LOS ANGELES - Apartment vacancy rates in Los Angeles County will continue to decline this year with rents also weathering further erosion, according to a report released Wednesday.

A slew of USC faculty experts and other top industry players gathered Wednesday to assess the market at the Casden Real Estate Economics Forecast at the Omni Los Angeles Hotel.

The event was presented by the USC Lusk Center for Real Estate.

According to the report, average rents in Los Angeles county will decline another 3.5 percent in 2010.

The region is expected to see a total decrease of 5.2 percent between the fourth quarter of 2009 and the fourth quarter of 2011.

Some areas aren't seeing any growth in the construction of apartments.

New apartment units were delivered in all of the county's submarkets last year except the San Gabriel and Antelope valleys.

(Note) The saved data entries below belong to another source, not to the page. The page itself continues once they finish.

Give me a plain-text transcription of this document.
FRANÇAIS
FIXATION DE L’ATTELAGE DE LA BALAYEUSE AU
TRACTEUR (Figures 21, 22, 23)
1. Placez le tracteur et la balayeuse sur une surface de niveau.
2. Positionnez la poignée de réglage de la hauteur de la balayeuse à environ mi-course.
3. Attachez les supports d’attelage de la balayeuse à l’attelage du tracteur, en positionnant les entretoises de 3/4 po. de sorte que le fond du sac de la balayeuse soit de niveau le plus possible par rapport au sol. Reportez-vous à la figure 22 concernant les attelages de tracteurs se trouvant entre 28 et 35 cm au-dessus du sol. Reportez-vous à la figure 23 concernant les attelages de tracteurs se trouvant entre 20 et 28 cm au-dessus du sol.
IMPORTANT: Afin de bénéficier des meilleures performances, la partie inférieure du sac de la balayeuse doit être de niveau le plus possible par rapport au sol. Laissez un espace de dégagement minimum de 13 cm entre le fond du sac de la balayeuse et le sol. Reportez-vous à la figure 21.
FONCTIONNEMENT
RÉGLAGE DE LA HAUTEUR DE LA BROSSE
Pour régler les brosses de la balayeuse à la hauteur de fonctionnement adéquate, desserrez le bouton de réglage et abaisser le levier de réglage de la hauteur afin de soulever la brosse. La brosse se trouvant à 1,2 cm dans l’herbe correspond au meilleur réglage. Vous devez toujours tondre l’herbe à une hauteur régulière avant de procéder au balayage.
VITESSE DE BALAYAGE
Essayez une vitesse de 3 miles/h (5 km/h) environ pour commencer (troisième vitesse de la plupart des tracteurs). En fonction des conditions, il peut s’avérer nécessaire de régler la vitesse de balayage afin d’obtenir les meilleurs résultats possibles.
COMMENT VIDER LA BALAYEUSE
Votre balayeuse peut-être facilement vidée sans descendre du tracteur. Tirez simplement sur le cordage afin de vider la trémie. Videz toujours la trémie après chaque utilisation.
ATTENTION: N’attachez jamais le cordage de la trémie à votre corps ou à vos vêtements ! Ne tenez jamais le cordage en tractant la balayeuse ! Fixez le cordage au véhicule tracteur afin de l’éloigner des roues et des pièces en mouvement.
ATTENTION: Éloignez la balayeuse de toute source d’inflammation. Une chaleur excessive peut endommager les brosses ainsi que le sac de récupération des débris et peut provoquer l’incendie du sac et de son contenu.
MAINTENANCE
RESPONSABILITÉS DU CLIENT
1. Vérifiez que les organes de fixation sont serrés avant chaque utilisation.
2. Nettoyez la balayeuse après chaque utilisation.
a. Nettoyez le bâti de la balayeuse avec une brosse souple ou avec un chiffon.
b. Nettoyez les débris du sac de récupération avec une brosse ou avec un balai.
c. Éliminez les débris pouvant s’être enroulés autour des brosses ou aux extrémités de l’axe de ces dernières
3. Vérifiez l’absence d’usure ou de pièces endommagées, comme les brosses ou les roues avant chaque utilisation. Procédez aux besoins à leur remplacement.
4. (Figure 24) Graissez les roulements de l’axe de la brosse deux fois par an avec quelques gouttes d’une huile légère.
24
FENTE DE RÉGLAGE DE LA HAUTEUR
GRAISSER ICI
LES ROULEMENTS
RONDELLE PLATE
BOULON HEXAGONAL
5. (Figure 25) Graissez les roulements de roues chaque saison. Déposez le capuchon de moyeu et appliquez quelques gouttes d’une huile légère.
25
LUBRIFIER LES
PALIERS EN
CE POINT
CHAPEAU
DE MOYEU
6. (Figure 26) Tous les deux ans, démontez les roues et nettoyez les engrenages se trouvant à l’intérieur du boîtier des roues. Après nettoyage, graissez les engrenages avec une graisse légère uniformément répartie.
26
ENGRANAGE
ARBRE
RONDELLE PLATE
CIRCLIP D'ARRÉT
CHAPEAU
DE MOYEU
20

The county lost more than 142,000 jobs last year, with the biggest declines occurring in manufacturing, trade, information, professional and business services, construction and government sectors, according to the report.

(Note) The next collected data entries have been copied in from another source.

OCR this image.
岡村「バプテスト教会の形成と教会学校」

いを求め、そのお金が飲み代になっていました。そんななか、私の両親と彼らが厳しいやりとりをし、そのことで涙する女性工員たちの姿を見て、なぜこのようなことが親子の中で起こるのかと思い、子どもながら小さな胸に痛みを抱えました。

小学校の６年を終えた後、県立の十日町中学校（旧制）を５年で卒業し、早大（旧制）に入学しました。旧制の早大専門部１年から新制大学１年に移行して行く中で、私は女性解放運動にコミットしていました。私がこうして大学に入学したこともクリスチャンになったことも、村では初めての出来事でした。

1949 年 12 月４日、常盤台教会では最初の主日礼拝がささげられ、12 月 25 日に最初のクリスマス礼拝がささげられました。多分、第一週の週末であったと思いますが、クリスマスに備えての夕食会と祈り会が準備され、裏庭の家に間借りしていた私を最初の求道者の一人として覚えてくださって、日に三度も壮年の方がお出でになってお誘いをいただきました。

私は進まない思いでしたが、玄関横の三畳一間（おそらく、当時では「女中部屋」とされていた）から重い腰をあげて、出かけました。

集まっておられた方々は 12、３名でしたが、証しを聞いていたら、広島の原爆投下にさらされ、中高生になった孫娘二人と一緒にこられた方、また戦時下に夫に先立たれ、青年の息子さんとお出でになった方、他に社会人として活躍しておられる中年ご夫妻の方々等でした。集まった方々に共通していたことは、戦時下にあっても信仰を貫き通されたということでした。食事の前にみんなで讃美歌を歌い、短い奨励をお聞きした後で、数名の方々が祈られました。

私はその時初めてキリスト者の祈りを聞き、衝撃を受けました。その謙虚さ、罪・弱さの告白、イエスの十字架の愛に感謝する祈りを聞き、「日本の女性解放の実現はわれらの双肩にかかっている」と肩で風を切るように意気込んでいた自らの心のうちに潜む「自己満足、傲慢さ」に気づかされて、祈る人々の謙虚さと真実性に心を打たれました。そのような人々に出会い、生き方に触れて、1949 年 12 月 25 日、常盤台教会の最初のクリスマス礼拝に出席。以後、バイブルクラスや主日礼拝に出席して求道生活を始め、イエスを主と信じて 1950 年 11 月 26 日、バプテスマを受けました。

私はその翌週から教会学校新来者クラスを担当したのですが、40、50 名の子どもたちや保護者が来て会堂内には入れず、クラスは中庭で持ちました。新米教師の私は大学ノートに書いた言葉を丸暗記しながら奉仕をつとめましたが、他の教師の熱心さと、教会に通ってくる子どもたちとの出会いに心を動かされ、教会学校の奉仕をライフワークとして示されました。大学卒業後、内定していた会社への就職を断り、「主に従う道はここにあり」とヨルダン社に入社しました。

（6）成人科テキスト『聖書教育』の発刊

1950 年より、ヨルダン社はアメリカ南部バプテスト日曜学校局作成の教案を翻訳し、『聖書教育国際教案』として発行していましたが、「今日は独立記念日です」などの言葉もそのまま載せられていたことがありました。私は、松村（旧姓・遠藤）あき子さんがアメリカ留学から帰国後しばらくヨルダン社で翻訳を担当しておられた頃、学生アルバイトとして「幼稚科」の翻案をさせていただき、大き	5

A panel discussion was also held at Wednesday's event to address distressed real estate solutions.

"The FDIC has ID'd over 1,000 banks as being overexposed to commercial real estate," said Marc D. Renard, executive managing director of the Global Capital Markets Group for Cushman & Wakefield of California Inc.

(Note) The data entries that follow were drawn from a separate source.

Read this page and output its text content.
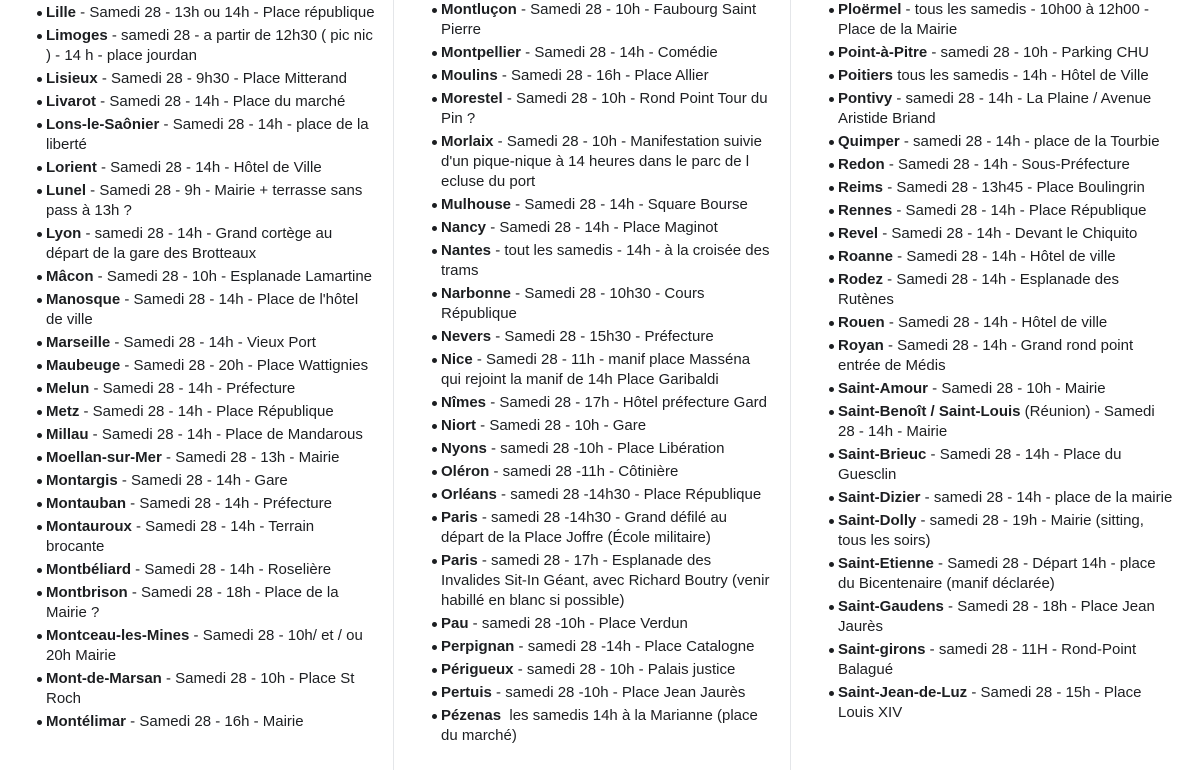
Lille - Samedi 28 - 13h ou 14h - Place république
Limoges - samedi 28 - a partir de 12h30 ( pic nic ) - 14 h - place jourdan
Lisieux - Samedi 28 - 9h30 - Place Mitterand
Livarot - Samedi 28 - 14h - Place du marché
Lons-le-Saônier - Samedi 28 - 14h - place de la liberté
Lorient - Samedi 28 - 14h - Hôtel de Ville
Lunel - Samedi 28 - 9h - Mairie + terrasse sans pass à 13h ?
Lyon - samedi 28 - 14h - Grand cortège au départ de la gare des Brotteaux
Mâcon - Samedi 28 - 10h - Esplanade Lamartine
Manosque - Samedi 28 - 14h - Place de l'hôtel de ville
Marseille - Samedi 28 - 14h - Vieux Port
Maubeuge - Samedi 28 - 20h - Place Wattignies
Melun - Samedi 28 - 14h - Préfecture
Metz - Samedi 28 - 14h - Place République
Millau - Samedi 28 - 14h - Place de Mandarous
Moellan-sur-Mer - Samedi 28 - 13h - Mairie
Montargis - Samedi 28 - 14h - Gare
Montauban - Samedi 28 - 14h - Préfecture
Montauroux - Samedi 28 - 14h - Terrain brocante
Montbéliard - Samedi 28 - 14h - Roselière
Montbrison - Samedi 28 - 18h - Place de la Mairie ?
Montceau-les-Mines - Samedi 28 - 10h/ et / ou 20h Mairie
Mont-de-Marsan - Samedi 28 - 10h - Place St Roch
Montélimar - Samedi 28 - 16h - Mairie
Montluçon - Samedi 28 - 10h - Faubourg Saint Pierre
Montpellier - Samedi 28 - 14h - Comédie
Moulins - Samedi 28 - 16h - Place Allier
Morestel - Samedi 28 - 10h - Rond Point Tour du Pin ?
Morlaix - Samedi 28 - 10h - Manifestation suivie d'un pique-nique à 14 heures dans le parc de l ecluse du port
Mulhouse - Samedi 28 - 14h - Square Bourse
Nancy - Samedi 28 - 14h - Place Maginot
Nantes - tout les samedis - 14h - à la croisée des trams
Narbonne - Samedi 28 - 10h30 - Cours République
Nevers - Samedi 28 - 15h30 - Préfecture
Nice - Samedi 28 - 11h - manif place Masséna qui rejoint la manif de 14h Place Garibaldi
Nîmes - Samedi 28 - 17h - Hôtel préfecture Gard
Niort - Samedi 28 - 10h - Gare
Nyons - samedi 28 -10h - Place Libération
Oléron - samedi 28 -11h - Côtinière
Orléans - samedi 28 -14h30 - Place République
Paris - samedi 28 -14h30 - Grand défilé au départ de la Place Joffre (École militaire)
Paris - samedi 28 - 17h - Esplanade des Invalides Sit-In Géant, avec Richard Boutry (venir habillé en blanc si possible)
Pau - samedi 28 -10h - Place Verdun
Perpignan - samedi 28 -14h - Place Catalogne
Périgueux - samedi 28 - 10h - Palais justice
Pertuis - samedi 28 -10h - Place Jean Jaurès
Pézenas  les samedis 14h à la Marianne (place du marché)
Ploërmel - tous les samedis - 10h00 à 12h00 - Place de la Mairie
Point-à-Pitre - samedi 28 - 10h - Parking CHU
Poitiers tous les samedis - 14h - Hôtel de Ville
Pontivy - samedi 28 - 14h - La Plaine / Avenue Aristide Briand
Quimper - samedi 28 - 14h - place de la Tourbie
Redon - Samedi 28 - 14h - Sous-Préfecture
Reims - Samedi 28 - 13h45 - Place Boulingrin
Rennes - Samedi 28 - 14h - Place République
Revel - Samedi 28 - 14h - Devant le Chiquito
Roanne - Samedi 28 - 14h - Hôtel de ville
Rodez - Samedi 28 - 14h - Esplanade des Rutènes
Rouen - Samedi 28 - 14h - Hôtel de ville
Royan - Samedi 28 - 14h - Grand rond point entrée de Médis
Saint-Amour - Samedi 28 - 10h - Mairie
Saint-Benoît / Saint-Louis (Réunion) - Samedi 28 - 14h - Mairie
Saint-Brieuc - Samedi 28 - 14h - Place du Guesclin
Saint-Dizier - samedi 28 - 14h - place de la mairie
Saint-Dolly - samedi 28 - 19h - Mairie (sitting, tous les soirs)
Saint-Etienne - Samedi 28 - Départ 14h - place du Bicentenaire (manif déclarée)
Saint-Gaudens - Samedi 28 - 18h - Place Jean Jaurès
Saint-girons - samedi 28 - 11H - Rond-Point Balagué
Saint-Jean-de-Luz - Samedi 28 - 15h - Place Louis XIV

Michael A. Berman, president and CEO of CW Capital, a national lender to the multifamily and commercial real estate industry, said defaults and eminent defaults "are coming in as a tidal wave."

Will foreclosures increase over the next few years?

"Absolutely," Berman said. "There's very little liquidity out there unless you have an all-cash buyer. It's hard to get financing unless you're in a strong market with strong tenancies."

Berman said some struggling owners of multifamily units are operating under a false sense of entitlement.

"They've defaulted on their loans and yet they think they are entitled to a loan rework," he said.

A loan modification wouldn't necessarily be out the question, Berman said, but the borrower would have to come to the table with a sound business plan that makes financial sense and also be prepared to put in some "sweat equity."

Apartments rents are expected to stay flat in Riverside and San Bernardino counties, but will inch up in San Diego County because of a more positive employment outlook, the study said.